Let us look at another scripture.
John 10:34-36 (The Complete Jewish Bible, CJB)
Yeshua answered them, “Isn’t it written in your Torah, ‘I have said, “You people are Elohim’ “? If he called ‘elohim’ the people to whom the word of Elohim was addressed (and the Tanakh cannot be broken), then are you telling the one whom the Father set apart as holy and sent into the world, ‘You are committing blasphemy,’ just because I said, ‘I am a son of Elohim’?
Was Jesus quoting from the Torah (the Pentateuch), or was Jesus quoting from Psalms, a poetic book of the Ketuvim in the Tanakh?
Psalm 82:6 (CJB)
“My decree is: ‘You are elohim [gods, judges], sons of the Most High all of you.
Jesus quoted a “torah” from Psalms, not from the Torah. Thus, the word “torah” does not mean the Torah, and should not be transliterated or understood as the Torah (like in the CJB). So, “torah” is a lot more than the Torah, for it includes not only the Torah, but it also includes the Tanakh and the teachings of the New Testament.
As such, the word “torah” should not be interpreted as the Torah (or Pentateuch). Rather, “torah” should be interpreted and defined according to its etymological origin as judicially binding rules, instructions, guidelines, terms, and conditions in relation to the performance of an enacted covenant between God and His people in the relevant time and space. So, “torah” are the component laws that regulate promises and covenants, not a codex of five Mosaic books.
Romans 3:27-28
Where then is boasting? It is excluded. By what kind of law (Gr “nomos“)? Of works? No, but by a law (Gr “nomos“) of faith. For we maintain that a man is justified by faith apart from works of the Law (Gr “nomos“).
It is in this etymological origin that the word “torah” can be harmonised and used interchangeably with its Greek counterpart “nomos” in the New Testament. To say that “torah” refers to the Pentateuch is akin to saying that “nomos” refers to Paul’s epistles.

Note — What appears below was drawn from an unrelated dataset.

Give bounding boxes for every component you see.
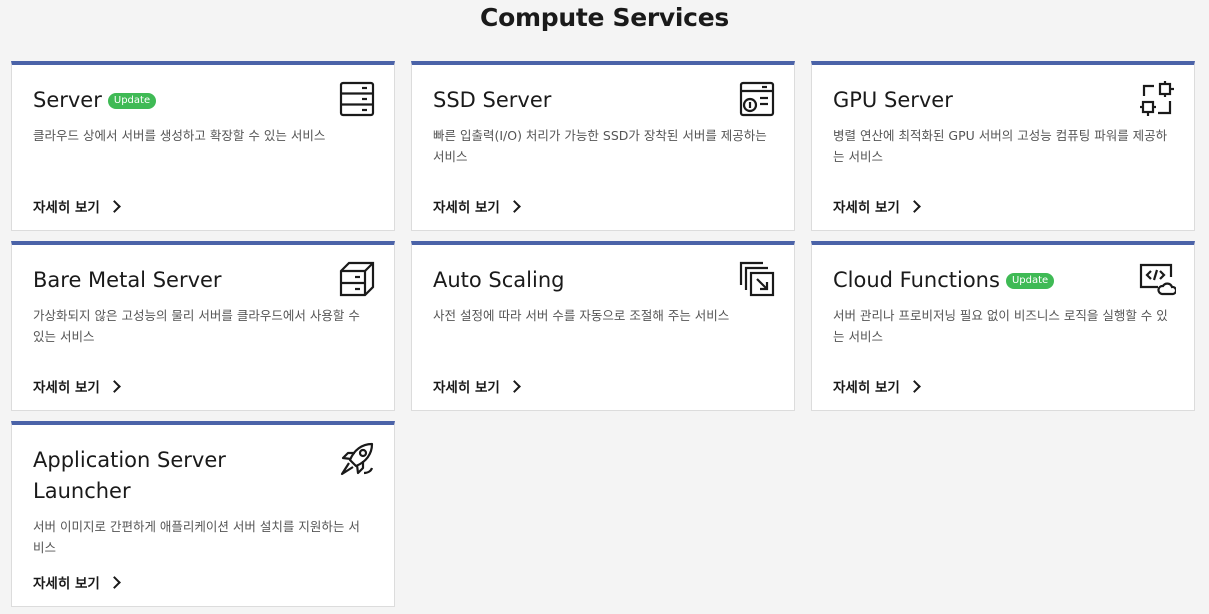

So, there is Torah and there is torah. The word “torah” used in Old Testament scriptures do not refer to the Pentateuch, but the general rules, instructions, guidelines, terms, and conditions in relation to the performance of an enacted covenant between God and His people in the relevant time and space. Do not read Torah into “torah”, as there is no primacy of the Torah in “torah”. Thus, “torah” is not limited to what were written in the first five books of the Bible, but also includes the “torah” in the rest of the Old Testament. It even includes “nomos” in the New Testament, as all truth must be harmonised. As such, we must not overlay the Torah onto the word “torah” in biblical exegesis, for to do so would promote critical error into one’s theology, especially when one reads “nomos” as “torah” in the Hebrew or Aramaic translation of the New Testament. This is one of the reasons why Jewish Christians in the first century church were seeking to impose Jewish traditions from the Torah onto Gentile Christians, to such extent that Apostle Paul had to bring the issue to the apostles in Jerusalem for resolution (Acts 15).
Therefore, whether it is from the lens of the Torah or our cultural persuasions, let us be careful not to over-extend our cultural traditions and confirmation biases into biblical interpretations, for to do so would corrupt the knowledge of the truth that is able to set us free into the Spirit of truth.